Keith and I are a little late in the game when it comes to watching the film Love and Other Drugs, but we aren't much into movies, so better late than never. Although not the best film ever made, it's about time we had a real Hollywood movie with A List actors portraying what life with PD is like.
The film revolves around Jamie (Jake Gyllenhaal), a pharmaceutical rep and his love interest, Maggie (Anne Hathaway), an artist who suffers with Young Onset PD. It's difficult to tell if this movie is about the pharmaceutical industry, Parkinson's disease, or love, because the plot is all over the board and changes direction rapidly. It seems to want to fall into the typical romance-comedy genre, but the over-the-top explicit sex scenes and the somber reality of PD cause it to fall short of its mark. In fact, the best thing about this movie is the justice it does to Parkinson's disease. Tears streaming down my face, it became increasingly difficult not to break down and openly weep.
As part of the back story, Maggie briefly explains her journey to a correct diagnosis, an important little tidbit often forgotten. Most people don't realize that it can takes years to get an accurate diagnosis of PD. She also discusses her lengthy list of PD meds. Hathaway does an impressive job of portraying the early stages of Young Onset PD, with all its frustration, pain, emotional ups and downs. We see the pinky tremor, we see her painfully trying to open one of her bottles of meds, we see her unable to do something as simple as open a package of Pop Tars, we see her cry in agonizing despair when she is unable to refill her prescription on time. Someone in the research department, along with Hathaway, deserves an accolade for the reality of the disease they were able to find and bring to the film. Especially poignant was the scene at the Parkinson's convention where real-life PWP speak about the disease, showing a vast array of symptoms and stages of PD. It was during the Parkinson's convention that a scene truly spoke to me.
While at the convention Jamie meets a man whose wife is in the final stages of the disease. Jamie asks his advice and the man tells him to run. In fact, he goes on and on about how marrying his wife was the biggest mistake he ever made, how fast Jamie needs to run from Maggie, how soon he will be wiping up his wife's shit. My jaw hit the floor as the tears started to pour. Never before have I seen such a realistic portrayal of what those of us on the other end, those of us who happen to be young and fall in love with a PWP, go through. The words Jamie heard from this bitter man are words I have often heard myself, almost verbatim.

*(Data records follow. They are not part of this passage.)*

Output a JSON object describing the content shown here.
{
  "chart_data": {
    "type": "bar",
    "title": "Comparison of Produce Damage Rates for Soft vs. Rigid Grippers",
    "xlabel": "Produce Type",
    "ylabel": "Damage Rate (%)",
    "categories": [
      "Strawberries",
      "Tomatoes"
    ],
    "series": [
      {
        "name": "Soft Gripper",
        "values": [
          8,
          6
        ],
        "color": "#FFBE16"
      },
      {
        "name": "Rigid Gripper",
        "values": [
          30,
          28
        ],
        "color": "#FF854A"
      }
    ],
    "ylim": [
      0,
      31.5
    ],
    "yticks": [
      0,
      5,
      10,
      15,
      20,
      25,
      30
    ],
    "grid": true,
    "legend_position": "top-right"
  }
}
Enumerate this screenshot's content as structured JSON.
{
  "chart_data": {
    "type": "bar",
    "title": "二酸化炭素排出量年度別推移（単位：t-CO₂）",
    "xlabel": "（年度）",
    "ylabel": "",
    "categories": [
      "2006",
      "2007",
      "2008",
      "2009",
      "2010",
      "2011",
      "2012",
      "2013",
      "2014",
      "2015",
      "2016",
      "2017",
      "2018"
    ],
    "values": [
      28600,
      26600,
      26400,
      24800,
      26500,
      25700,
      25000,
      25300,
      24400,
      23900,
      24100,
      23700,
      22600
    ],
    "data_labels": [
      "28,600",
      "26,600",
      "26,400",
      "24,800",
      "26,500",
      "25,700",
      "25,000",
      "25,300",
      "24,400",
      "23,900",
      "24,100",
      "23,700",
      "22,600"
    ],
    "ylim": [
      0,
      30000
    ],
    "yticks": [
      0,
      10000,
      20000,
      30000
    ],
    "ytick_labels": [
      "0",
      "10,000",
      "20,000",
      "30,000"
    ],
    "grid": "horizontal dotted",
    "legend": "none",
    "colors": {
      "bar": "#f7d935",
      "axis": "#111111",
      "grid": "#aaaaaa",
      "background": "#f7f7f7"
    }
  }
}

For the past five years, with the exception of three very lovely ladies and their mates, any time I have asked anyone for advice the response is always the same - run. When I ask for advice I am looking for something real, something tangible. Which is better - pullovers or velcro-up shirts? Wheelchair or mobility scooter? How do get them in and out of the shower safely? Any little tips for the curling up toes? Give me something I can use, something real. Just don't tell me to run. I wonder if my questions, with all my enthusiastic optimism, is offensive to them? Does it somehow make their own pain, their own sorrow, less valid? Is that they way they see it?
After watching this scene, I pulled it together enough to turn to Keith and say "Wow! I hear that all the time." "Really? Still?" he replied. We held hands, tears streaming down both our faces. "Yeah, but I'm not going to run," I said. At that moment we were both deeply moved, him by the negativity I face from others, and me by his compassion. By the end of the film those roles reversed, as Maggie tells Jamie that she will need him more. She will need him more than he could ever need her. That is what Keith voices to me so often. This time, I was the one crying in compassion for him and all that he goes through with this disease.
For a couple who rarely watch movies, this one really hit home. It spoke to us on a level we still can't quite explain. Maybe it was seeing it on the tv that did it, or knowing that people actually took the time to research and learn all they could about PD and cared to portray it with dignity and respect. Maybe it was seeing ourselves, each other, reflected back upon us. At any rate, this film is a must see for anyone dealing with Parkinson's disease.